Proteome-based investigation of O-GlcNAcylation in a C. elegans model of Ageing and Alzheimer’s disease: Functional Support for Earlier Hypothesis-Generating Findings

The monosaccharide N-acetyl-glucosamine (GlcNAc), which dynamically modifies serine and threonine residues of nuclear and cytoplasmic proteins, is a key regulator of numerous biological processes. Investigating O-GlcNAc modification in vivo and in vitro remains challenging, making animal models essential for gaining powerful insights into this post-translational modification.
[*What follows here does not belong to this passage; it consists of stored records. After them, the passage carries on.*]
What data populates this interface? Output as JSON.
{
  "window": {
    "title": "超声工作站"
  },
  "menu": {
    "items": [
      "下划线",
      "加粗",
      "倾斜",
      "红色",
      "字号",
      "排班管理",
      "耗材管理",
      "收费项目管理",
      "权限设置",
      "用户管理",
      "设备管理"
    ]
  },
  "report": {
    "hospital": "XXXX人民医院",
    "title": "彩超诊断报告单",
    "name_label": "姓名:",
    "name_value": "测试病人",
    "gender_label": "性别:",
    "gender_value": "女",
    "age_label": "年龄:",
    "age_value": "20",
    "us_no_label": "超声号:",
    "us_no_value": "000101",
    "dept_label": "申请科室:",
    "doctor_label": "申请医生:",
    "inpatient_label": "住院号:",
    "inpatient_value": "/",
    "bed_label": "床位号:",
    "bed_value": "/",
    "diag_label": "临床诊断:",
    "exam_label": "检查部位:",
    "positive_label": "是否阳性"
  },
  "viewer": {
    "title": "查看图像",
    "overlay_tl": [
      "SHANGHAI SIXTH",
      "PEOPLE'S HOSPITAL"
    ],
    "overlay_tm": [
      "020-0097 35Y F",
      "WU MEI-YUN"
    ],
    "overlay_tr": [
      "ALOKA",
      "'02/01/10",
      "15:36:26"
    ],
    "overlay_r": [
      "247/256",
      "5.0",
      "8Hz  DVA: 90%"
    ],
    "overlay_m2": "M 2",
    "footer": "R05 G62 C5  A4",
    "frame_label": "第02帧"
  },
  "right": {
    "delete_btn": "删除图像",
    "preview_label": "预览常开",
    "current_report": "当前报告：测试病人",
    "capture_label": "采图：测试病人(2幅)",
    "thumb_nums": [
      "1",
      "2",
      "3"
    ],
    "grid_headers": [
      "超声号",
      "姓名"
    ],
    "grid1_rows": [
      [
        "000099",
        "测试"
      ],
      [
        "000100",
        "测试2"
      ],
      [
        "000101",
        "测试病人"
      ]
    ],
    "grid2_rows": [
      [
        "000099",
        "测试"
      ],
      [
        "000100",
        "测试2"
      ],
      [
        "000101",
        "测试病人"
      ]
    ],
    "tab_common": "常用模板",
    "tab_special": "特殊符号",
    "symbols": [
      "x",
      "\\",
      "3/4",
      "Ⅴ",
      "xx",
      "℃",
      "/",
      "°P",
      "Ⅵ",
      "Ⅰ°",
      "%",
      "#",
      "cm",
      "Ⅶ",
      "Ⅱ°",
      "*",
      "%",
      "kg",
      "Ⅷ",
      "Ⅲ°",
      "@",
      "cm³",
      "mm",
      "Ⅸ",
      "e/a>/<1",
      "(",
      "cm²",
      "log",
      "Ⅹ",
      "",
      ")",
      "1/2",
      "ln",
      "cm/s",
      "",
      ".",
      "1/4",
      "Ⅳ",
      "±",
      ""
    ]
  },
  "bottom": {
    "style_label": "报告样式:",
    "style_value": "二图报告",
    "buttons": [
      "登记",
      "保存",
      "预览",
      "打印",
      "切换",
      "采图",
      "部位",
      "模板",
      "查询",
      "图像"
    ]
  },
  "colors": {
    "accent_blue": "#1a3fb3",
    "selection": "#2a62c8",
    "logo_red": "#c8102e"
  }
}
In this study, we conducted a proteomic analysis for identifying O-GlcNAc–modified proteins in both early and adult larval stages of N2 wild-type Caenorhabditis elegans and in aex-3 p::tau(V337M), a nematode model of ageing and Alzheimer’s disease using a high-resolution nano-LC-ESI mass spectrometry approach. We found that O-GlcNAcylation in C. elegans is developmentally regulated and is disrupted in a tauopathy model. Wild-type worms transition from RNA processing in larvae to broader regulation of RNA metabolism and protein stability, whereas tau-expressing worms display stress- and signalling-related features. O-GlcNAcylated PDI-2 emerges as a candidate regulator of protein quality control and decrease of O-GlcNAc levels suggests competition with hyperphosphorylated tau. These findings position O-GlcNAcylation as a context-dependent modulator of proteostasis with therapeutic relevance for tauopathy.